Dr. Thomas Hanscom ophthalmologist and retina specialist at Providence Saint John’s Health Center in Santa Monica, Calif., said DTM “The current study adds to the evidence supporting the ‘amyloid theory’ of Alzheimer’s disease.”
Dr. Hanscom also described recent reports of donanemab’s effectiveness as “exciting.”
“This drug appeared to slow the progression of Alzheimer’s disease, and this benefit was correlated with the removal of amyloid from the brain. This clinical research will boost the search for a reliable amyloid marker in the retina. Several companies are trying to develop such a test,” he said.
A problem associated with developing a blood test for Alzheimer’s disease is that the disease primarily affects the brain, and the blood-brain barrier means few metabolites from the brain make it into the bloodstream. This makes it difficult to detect changes occurring in the brain.

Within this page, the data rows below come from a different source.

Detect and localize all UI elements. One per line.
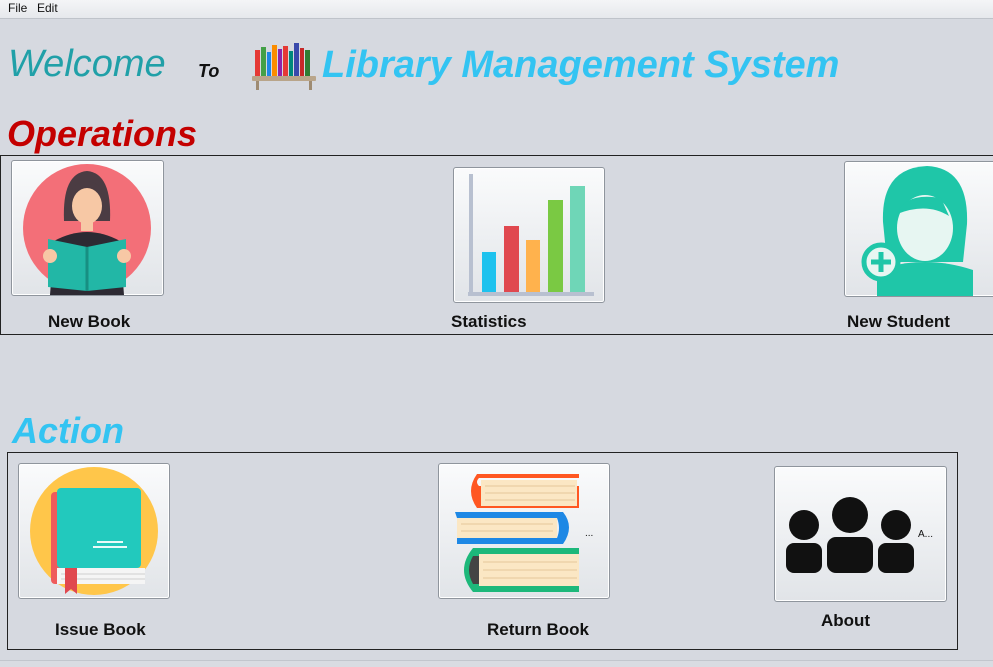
about-button[interactable]: A...: [774, 466, 947, 602]
operations-panel: New Book Statistics New Student: [0, 155, 993, 335]
action-panel: Issue Book ... Return Book A... About: [7, 452, 958, 650]
issue-book-label: Issue Book: [55, 620, 146, 639]
menu-edit[interactable]: Edit: [37, 1, 58, 15]
action-title: Action: [12, 410, 124, 451]
book-icon: [30, 467, 158, 595]
group-icon: [786, 497, 914, 573]
bar-chart-icon: [468, 174, 594, 296]
statistics-button[interactable]: [453, 167, 605, 303]
operations-title: Operations: [7, 113, 198, 154]
to-text: To: [198, 61, 220, 81]
add-student-icon: [861, 166, 973, 296]
statistics-label: Statistics: [451, 312, 527, 331]
app-title: Library Management System: [322, 44, 840, 86]
about-label: About: [821, 611, 871, 630]
new-student-label: New Student: [847, 312, 950, 331]
new-student-button[interactable]: [844, 161, 993, 297]
bookshelf-logo-icon: [252, 43, 316, 90]
new-book-label: New Book: [48, 312, 131, 331]
reading-woman-icon: [23, 164, 151, 295]
book-stack-icon: [455, 474, 579, 592]
menu-file[interactable]: File: [8, 1, 27, 15]
return-book-label: Return Book: [487, 620, 589, 639]
return-book-truncation: ...: [585, 528, 594, 539]
new-book-button[interactable]: [11, 160, 164, 296]
about-truncation: A...: [918, 529, 934, 540]
welcome-text: Welcome: [8, 43, 166, 85]
return-book-button[interactable]: ...: [438, 463, 610, 599]
issue-book-button[interactable]: [18, 463, 170, 599]
menu-bar: File Edit: [0, 0, 993, 19]
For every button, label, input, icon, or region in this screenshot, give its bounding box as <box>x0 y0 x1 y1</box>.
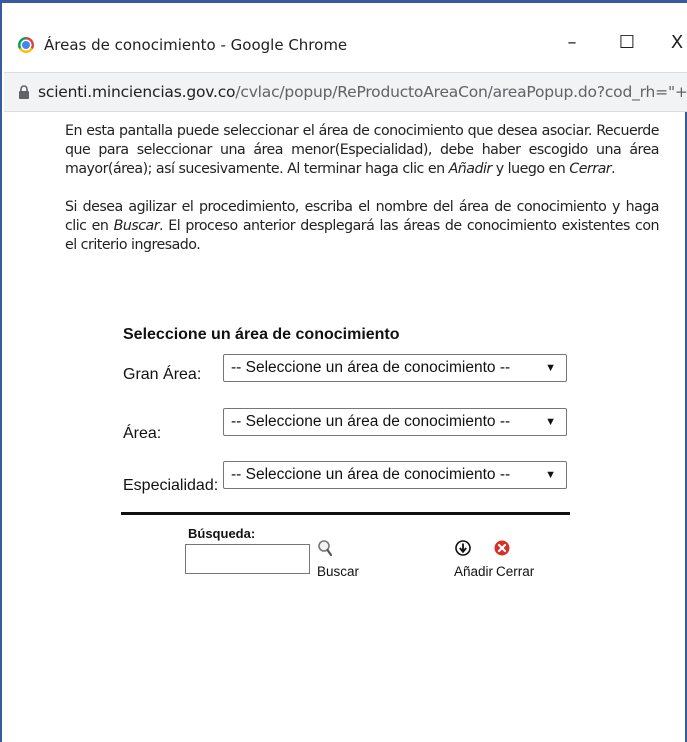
address-bar[interactable]: scienti.minciencias.gov.co/cvlac/popup/R… <box>4 72 687 112</box>
section-heading: Seleccione un área de conocimiento <box>123 326 400 343</box>
close-icon[interactable] <box>494 540 510 556</box>
maximize-button[interactable]: ☐ <box>607 28 647 58</box>
instructions-text: . <box>611 161 616 177</box>
divider <box>121 512 570 515</box>
instructions-emphasis: Buscar <box>113 218 160 234</box>
gran-area-selected-value: -- Seleccione un área de conocimiento -- <box>231 359 511 376</box>
dropdown-arrow-icon: ▼ <box>545 362 556 374</box>
especialidad-selected-value: -- Seleccione un área de conocimiento -- <box>231 466 511 483</box>
instructions: En esta pantalla puede seleccionar el ár… <box>65 122 660 274</box>
search-button[interactable]: Buscar <box>317 564 359 579</box>
window-title: Áreas de conocimiento - Google Chrome <box>44 36 348 54</box>
minimize-button[interactable]: – <box>552 28 592 58</box>
url-domain: scienti.minciencias.gov.co <box>38 83 236 101</box>
url-path: /cvlac/popup/ReProductoAreaCon/areaPopup… <box>235 83 687 101</box>
instructions-emphasis: Añadir <box>448 161 493 177</box>
chrome-logo-icon <box>18 37 34 53</box>
area-select[interactable]: -- Seleccione un área de conocimiento --… <box>223 408 567 436</box>
especialidad-select[interactable]: -- Seleccione un área de conocimiento --… <box>223 461 567 489</box>
instructions-paragraph-1: En esta pantalla puede seleccionar el ár… <box>65 122 660 179</box>
dropdown-arrow-icon: ▼ <box>545 416 556 428</box>
dropdown-arrow-icon: ▼ <box>545 469 556 481</box>
gran-area-select[interactable]: -- Seleccione un área de conocimiento --… <box>223 354 567 382</box>
search-input[interactable] <box>185 544 310 574</box>
add-icon[interactable] <box>455 540 471 556</box>
window-top-edge <box>2 0 687 14</box>
close-window-button[interactable]: X <box>657 28 687 58</box>
instructions-emphasis: Cerrar <box>569 161 612 177</box>
browser-window: Áreas de conocimiento - Google Chrome – … <box>0 0 687 742</box>
title-bar: Áreas de conocimiento - Google Chrome – … <box>4 14 687 72</box>
lock-icon <box>19 85 29 99</box>
instructions-paragraph-2: Si desea agilizar el procedimiento, escr… <box>65 198 660 255</box>
search-label: Búsqueda: <box>188 526 256 541</box>
area-selected-value: -- Seleccione un área de conocimiento -- <box>231 413 511 430</box>
url-text[interactable]: scienti.minciencias.gov.co/cvlac/popup/R… <box>38 83 687 101</box>
area-label: Área: <box>123 425 162 442</box>
add-button[interactable]: Añadir <box>454 564 493 579</box>
especialidad-label: Especialidad: <box>123 477 219 494</box>
close-button[interactable]: Cerrar <box>496 564 534 579</box>
gran-area-label: Gran Área: <box>123 366 202 383</box>
search-icon[interactable] <box>317 539 333 557</box>
instructions-text: y luego en <box>491 161 570 177</box>
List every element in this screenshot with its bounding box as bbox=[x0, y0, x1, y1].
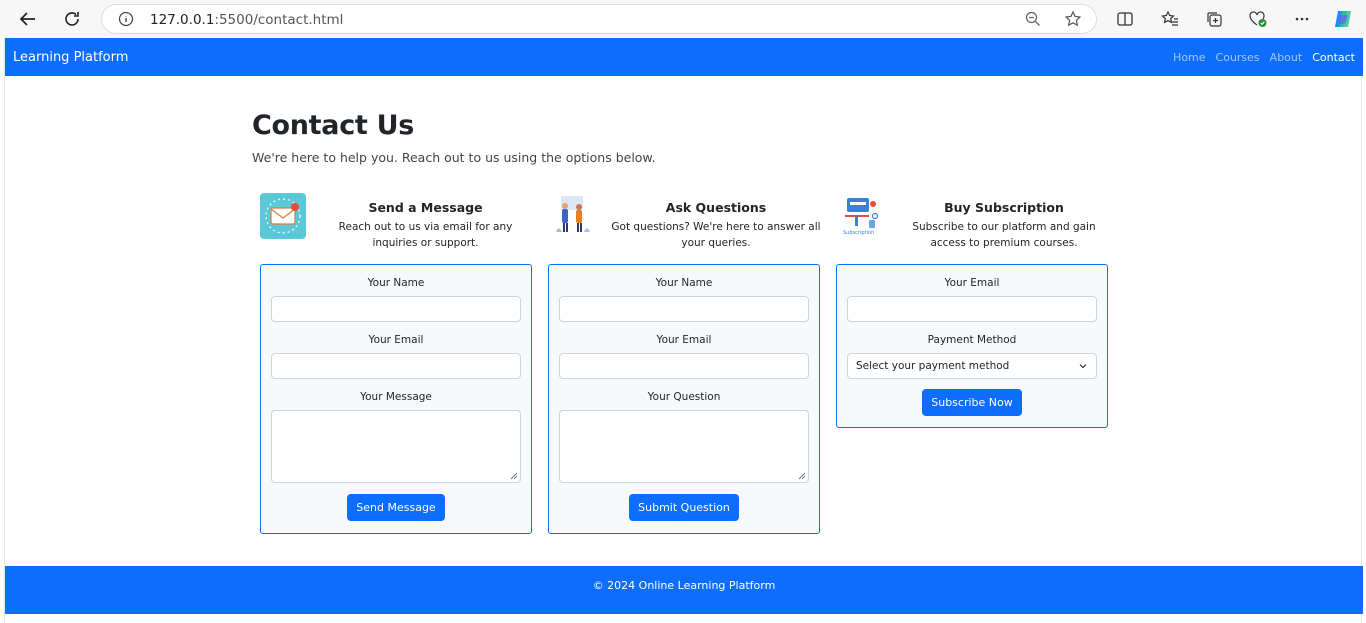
section-description: Got questions? We're here to answer all … bbox=[611, 221, 821, 249]
svg-text:Subscription: Subscription bbox=[843, 230, 874, 236]
chevron-down-icon bbox=[1079, 364, 1087, 369]
name-label: Your Name bbox=[655, 277, 713, 289]
subscribe-now-button[interactable]: Subscribe Now bbox=[922, 389, 1022, 416]
send-message-form: Your Name Your Email Your Message Send M… bbox=[260, 264, 532, 534]
url-text: 127.0.0.1:5500/contact.html bbox=[150, 12, 344, 28]
name-input[interactable] bbox=[271, 296, 521, 322]
more-options-icon[interactable] bbox=[1290, 7, 1314, 31]
subscription-form: Your Email Payment Method Select your pa… bbox=[836, 264, 1108, 428]
payment-method-select[interactable]: Select your payment method bbox=[847, 353, 1097, 379]
submit-question-button[interactable]: Submit Question bbox=[629, 494, 739, 521]
section-ask-questions: Ask Questions Got questions? We're here … bbox=[553, 190, 823, 250]
favorites-icon[interactable] bbox=[1158, 7, 1182, 31]
page-subtitle: We're here to help you. Reach out to us … bbox=[252, 150, 656, 165]
favorite-star-icon[interactable] bbox=[1064, 10, 1082, 33]
copilot-icon[interactable] bbox=[1331, 7, 1355, 31]
message-label: Your Message bbox=[360, 391, 432, 403]
ask-question-form: Your Name Your Email Your Question Submi… bbox=[548, 264, 820, 534]
section-title: Buy Subscription bbox=[944, 200, 1064, 215]
email-label: Your Email bbox=[944, 277, 1000, 289]
nav-link-about[interactable]: About bbox=[1270, 51, 1303, 64]
email-input[interactable] bbox=[271, 353, 521, 379]
nav-link-contact[interactable]: Contact bbox=[1312, 51, 1355, 64]
envelope-icon bbox=[259, 192, 307, 240]
browser-toolbar: 127.0.0.1:5500/contact.html bbox=[0, 0, 1366, 38]
message-textarea[interactable] bbox=[271, 410, 521, 483]
nav-links: Home Courses About Contact bbox=[1173, 51, 1355, 64]
back-arrow-icon[interactable] bbox=[16, 7, 40, 31]
payment-method-label: Payment Method bbox=[927, 334, 1017, 346]
address-bar[interactable]: 127.0.0.1:5500/contact.html bbox=[101, 4, 1097, 34]
section-title: Send a Message bbox=[368, 200, 483, 215]
nav-link-home[interactable]: Home bbox=[1173, 51, 1205, 64]
question-label: Your Question bbox=[647, 391, 721, 403]
footer-text: © 2024 Online Learning Platform bbox=[592, 579, 776, 592]
site-info-icon[interactable] bbox=[118, 11, 134, 32]
navbar-brand[interactable]: Learning Platform bbox=[13, 50, 128, 65]
section-description: Subscribe to our platform and gain acces… bbox=[912, 221, 1096, 249]
refresh-icon[interactable] bbox=[60, 7, 84, 31]
resize-grip-icon[interactable] bbox=[798, 472, 806, 480]
web-page: Learning Platform Home Courses About Con… bbox=[4, 38, 1363, 623]
section-title: Ask Questions bbox=[665, 200, 767, 215]
zoom-out-icon[interactable] bbox=[1024, 10, 1042, 33]
collections-icon[interactable] bbox=[1202, 7, 1226, 31]
email-label: Your Email bbox=[656, 334, 712, 346]
footer: © 2024 Online Learning Platform bbox=[5, 566, 1363, 614]
split-screen-icon[interactable] bbox=[1113, 7, 1137, 31]
name-input[interactable] bbox=[559, 296, 809, 322]
section-buy-subscription: Subscription Buy Subscription Subscribe … bbox=[839, 190, 1111, 250]
section-send-message: Send a Message Reach out to us via email… bbox=[259, 190, 534, 250]
nav-link-courses[interactable]: Courses bbox=[1216, 51, 1260, 64]
email-input[interactable] bbox=[559, 353, 809, 379]
section-description: Reach out to us via email for any inquir… bbox=[338, 221, 513, 249]
resize-grip-icon[interactable] bbox=[510, 472, 518, 480]
send-message-button[interactable]: Send Message bbox=[347, 494, 445, 521]
performance-heart-icon[interactable] bbox=[1246, 7, 1270, 31]
name-label: Your Name bbox=[367, 277, 425, 289]
people-question-icon bbox=[553, 192, 601, 240]
email-input[interactable] bbox=[847, 296, 1097, 322]
navbar: Learning Platform Home Courses About Con… bbox=[5, 38, 1363, 76]
page-title: Contact Us bbox=[252, 110, 415, 141]
select-value: Select your payment method bbox=[856, 360, 1010, 372]
subscription-icon: Subscription bbox=[839, 192, 887, 240]
question-textarea[interactable] bbox=[559, 410, 809, 483]
email-label: Your Email bbox=[368, 334, 424, 346]
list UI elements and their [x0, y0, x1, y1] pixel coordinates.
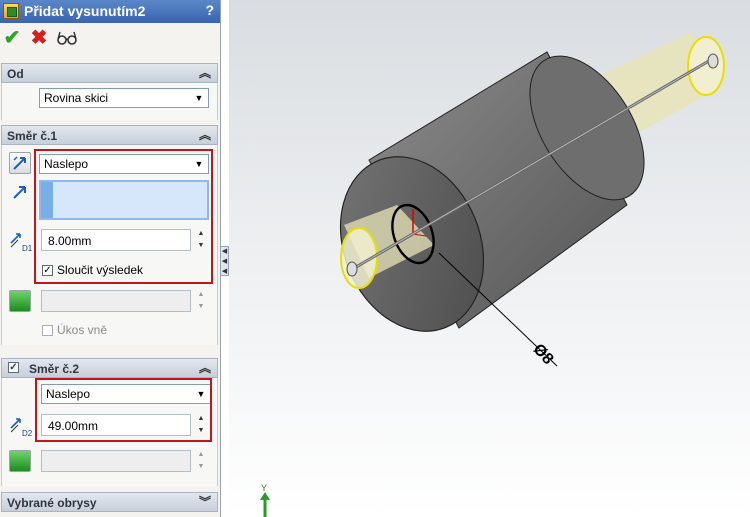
extrude-feature-icon — [3, 3, 19, 19]
panel-titlebar: Přidat vysunutím2 ? — [0, 0, 220, 23]
direction1-highlight-frame — [34, 149, 213, 284]
direction2-highlight-frame — [35, 378, 212, 442]
reverse-direction-button[interactable] — [9, 152, 31, 174]
glasses-icon — [57, 31, 77, 45]
reverse-direction-icon — [13, 156, 26, 170]
section-title-selected-contours: Vybrané obrysy — [7, 496, 97, 510]
collapse-chevron-icon: ︽ — [198, 66, 211, 80]
draft-outward-checkbox[interactable] — [42, 325, 53, 336]
property-manager-panel: Přidat vysunutím2 ? ✔ ✖ Od ︽ Rovina skic… — [0, 0, 221, 517]
panel-title: Přidat vysunutím2 — [24, 3, 146, 19]
model-scene: Ø8 Y — [260, 32, 725, 517]
section-title-from: Od — [7, 67, 24, 81]
graphics-viewport[interactable]: Ø8 Y — [229, 0, 750, 517]
start-condition-dropdown[interactable]: Rovina skici ▼ — [39, 88, 209, 108]
draft-angle-spinner[interactable]: ▲ ▼ — [194, 289, 208, 313]
diameter-dimension-label[interactable]: Ø8 — [530, 341, 557, 368]
axis-y-label: Y — [261, 483, 267, 493]
panel-toolbar: ✔ ✖ — [0, 24, 220, 54]
depth-icon: D2 — [10, 418, 33, 438]
checkmark-icon: ✔ — [3, 27, 21, 49]
section-title-direction1: Směr č.1 — [7, 129, 58, 143]
direction2-enable-checkbox[interactable]: ✓ — [8, 362, 19, 373]
section-header-from[interactable]: Od ︽ — [1, 63, 218, 83]
section-header-selected-contours[interactable]: Vybrané obrysy ︾ — [1, 492, 218, 512]
section-title-direction2: Směr č.2 — [29, 362, 80, 376]
collapse-chevron-icon: ︽ — [198, 128, 211, 142]
svg-text:D1: D1 — [22, 244, 33, 253]
depth-icon: D1 — [10, 233, 33, 253]
direction-arrow-icon — [13, 186, 26, 199]
collapse-chevron-icon: ︽ — [198, 361, 211, 375]
draft-outward-label: Úkos vně — [57, 323, 108, 337]
preview-button[interactable] — [55, 26, 79, 50]
section-body-from: Rovina skici ▼ — [1, 83, 218, 120]
help-button[interactable]: ? — [205, 2, 214, 18]
ok-button[interactable]: ✔ — [0, 26, 24, 50]
dropdown-arrow-icon: ▼ — [194, 93, 204, 103]
section-header-direction1[interactable]: Směr č.1 ︽ — [1, 125, 218, 145]
cancel-button[interactable]: ✖ — [27, 26, 51, 50]
draft-angle-field-direction2[interactable] — [41, 450, 191, 472]
draft-button[interactable] — [9, 290, 31, 312]
panel-collapse-handle[interactable]: ◀ ◀ ◀ — [220, 246, 229, 276]
axis-triad: Y — [260, 483, 270, 517]
section-header-direction2[interactable]: ✓ Směr č.2 ︽ — [1, 358, 218, 378]
cross-icon: ✖ — [30, 27, 48, 49]
draft-angle-field[interactable] — [41, 290, 191, 312]
draft-button-direction2[interactable] — [9, 450, 31, 472]
draft-angle-spinner-direction2[interactable]: ▲ ▼ — [194, 449, 208, 473]
svg-text:D2: D2 — [22, 429, 33, 438]
start-condition-value: Rovina skici — [44, 91, 109, 105]
expand-chevron-icon: ︾ — [198, 495, 211, 509]
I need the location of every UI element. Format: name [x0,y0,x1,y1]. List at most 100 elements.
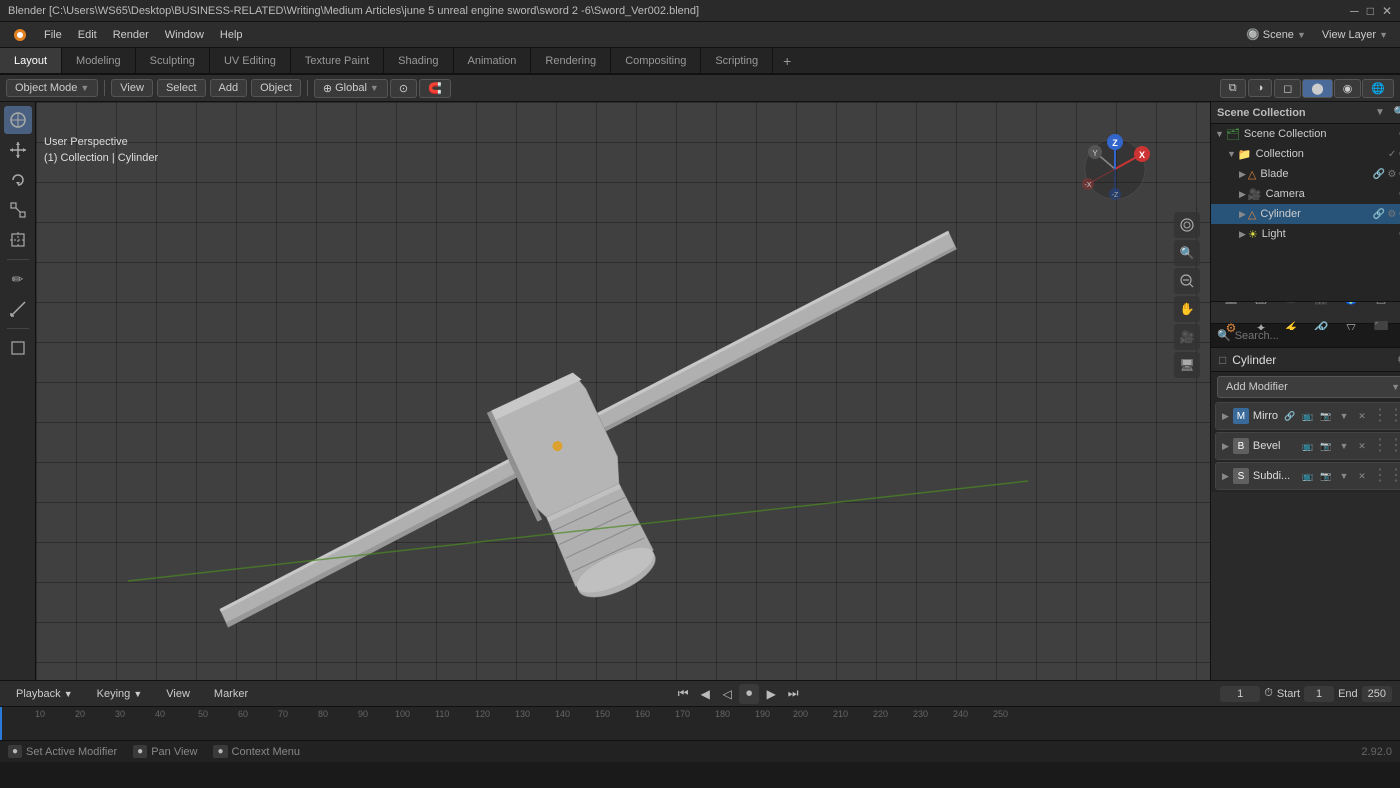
snap-btn[interactable]: 🧲 [419,79,451,98]
outliner-blade[interactable]: ▶ △ Blade 🔗 ⚙ 👁 [1211,164,1400,184]
overlay-btn[interactable]: ⧉ [1220,79,1246,98]
end-frame-input[interactable]: 250 [1362,686,1392,702]
pan-btn[interactable]: ✋ [1174,296,1200,322]
menu-file[interactable]: File [36,26,70,44]
bevel-delete-btn[interactable]: ✕ [1354,438,1370,454]
output-props-btn[interactable]: 🖨 [1247,302,1275,312]
outliner-scene-collection[interactable]: ▼ 🗂 Scene Collection 👁 [1211,124,1400,144]
render-view-btn[interactable]: 🖥 [1174,352,1200,378]
play-btn[interactable]: ⏺ [739,684,759,704]
measure-tool-btn[interactable] [4,295,32,323]
camera-perspective-btn[interactable] [1174,212,1200,238]
outliner-search-btn[interactable]: 🔍 [1391,104,1400,122]
view-menu-btn[interactable]: View [111,79,153,97]
mirror-drag-handle[interactable]: ⋮⋮ [1372,408,1400,424]
tab-shading[interactable]: Shading [384,48,453,73]
mirror-render-btn[interactable]: 📷 [1318,408,1334,424]
outliner-collection[interactable]: ▼ 📁 Collection ✓ 👁 [1211,144,1400,164]
material-btn[interactable]: ◉ [1334,79,1362,98]
bevel-render-btn[interactable]: 📷 [1318,438,1334,454]
window-controls[interactable]: ─ □ ✕ [1350,4,1392,18]
subsurf-realtime-btn[interactable]: 📺 [1300,468,1316,484]
menu-edit[interactable]: Edit [70,26,105,44]
bevel-modifier-header[interactable]: ▶ B Bevel 📺 📷 ▼ ✕ ⋮⋮ [1216,433,1400,459]
add-cube-btn[interactable] [4,334,32,362]
jump-to-end-btn[interactable]: ⏭ [783,684,803,704]
view-layer-selector[interactable]: View Layer ▼ [1314,26,1396,44]
view-menu-btn[interactable]: View [158,686,198,702]
proportional-edit-btn[interactable]: ⊙ [390,79,417,98]
playback-menu-btn[interactable]: Playback ▼ [8,686,81,702]
view-layer-props-btn[interactable]: ⊞ [1277,302,1305,312]
wireframe-btn[interactable]: ◻ [1274,79,1301,98]
tab-scripting[interactable]: Scripting [701,48,773,73]
scale-tool-btn[interactable] [4,196,32,224]
mirror-modifier-header[interactable]: ▶ M Mirro 🔗 📺 📷 ▼ ✕ ⋮⋮ [1216,403,1400,429]
next-frame-btn[interactable]: ▶ [761,684,781,704]
tab-modeling[interactable]: Modeling [62,48,136,73]
mirror-delete-btn[interactable]: ✕ [1354,408,1370,424]
menu-help[interactable]: Help [212,26,251,44]
subsurf-delete-btn[interactable]: ✕ [1354,468,1370,484]
mirror-icon1[interactable]: 🔗 [1282,408,1298,424]
outliner-cylinder[interactable]: ▶ △ Cylinder 🔗 ⚙ 👁 [1211,204,1400,224]
prev-frame-btn[interactable]: ◀ [695,684,715,704]
bevel-realtime-btn[interactable]: 📺 [1300,438,1316,454]
render-props-btn[interactable]: 🖥 [1217,302,1245,312]
subsurf-drag-handle[interactable]: ⋮⋮ [1372,468,1400,484]
tab-uv-editing[interactable]: UV Editing [210,48,291,73]
zoom-out-btn[interactable] [1174,268,1200,294]
viewport-3d[interactable]: User Perspective (1) Collection | Cylind… [36,102,1210,680]
mirror-realtime-btn[interactable]: 📺 [1300,408,1316,424]
transform-tool-btn[interactable] [4,226,32,254]
add-menu-btn[interactable]: Add [210,79,248,97]
scene-selector[interactable]: 🔘 Scene ▼ [1238,25,1314,44]
zoom-in-btn[interactable]: 🔍 [1174,240,1200,266]
mode-selector[interactable]: Object Mode ▼ [6,79,98,97]
menu-render[interactable]: Render [105,26,157,44]
subdivision-modifier-header[interactable]: ▶ S Subdi... 📺 📷 ▼ ✕ ⋮⋮ [1216,463,1400,489]
render-btn[interactable]: 🌐 [1362,79,1394,98]
add-modifier-button[interactable]: Add Modifier ▼ [1217,376,1400,398]
tab-sculpting[interactable]: Sculpting [136,48,210,73]
world-props-btn[interactable]: 🌍 [1337,302,1365,312]
current-frame-input[interactable]: 1 [1220,686,1260,702]
play-reverse-btn[interactable]: ◁ [717,684,737,704]
solid-btn[interactable]: ⬤ [1302,79,1332,98]
object-menu-btn[interactable]: Object [251,79,301,97]
bevel-toggle-btn[interactable]: ▼ [1336,438,1352,454]
keying-menu-btn[interactable]: Keying ▼ [89,686,151,702]
tab-layout[interactable]: Layout [0,48,62,73]
properties-search-input[interactable] [1235,330,1400,342]
tab-compositing[interactable]: Compositing [611,48,701,73]
axis-gizmo[interactable]: X Y Z -X -Z [1080,134,1150,204]
subsurf-render-btn[interactable]: 📷 [1318,468,1334,484]
move-tool-btn[interactable] [4,136,32,164]
timeline-content[interactable]: 10 20 30 40 50 60 70 80 90 100 110 120 1… [0,707,1400,740]
jump-to-start-btn[interactable]: ⏮ [673,684,693,704]
tab-animation[interactable]: Animation [454,48,532,73]
global-selector[interactable]: ⊕ Global ▼ [314,79,388,98]
marker-menu-btn[interactable]: Marker [206,686,256,702]
object-props-btn[interactable]: △ [1367,302,1395,312]
collection-visibility-icon[interactable]: ✓ [1388,149,1396,160]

“(Biomarkers) can help us with other treatment options, or causes or early detection, especially if there are other diseases like diabetes, early onset diabetes, dementia and the deposition of these plaques “Dr. Strange said.
Dr. Tharick Pascoalassociate professor of psychiatry and neurology at the University of Pittsburgh, said DTM that observing changes in the brain can be invasive and expensive.
“You have biomarkers that involve lumbar punctures that measure this amyloid pathology in the cerebrospinal fluid of patients and PET scans. These exams are expensive or difficult to do,” he said.
However, vascular changes are common in people with Alzheimer’s disease, although it is not clear whether it is caused by Alzheimer’s disease or whether it is the prelude to it.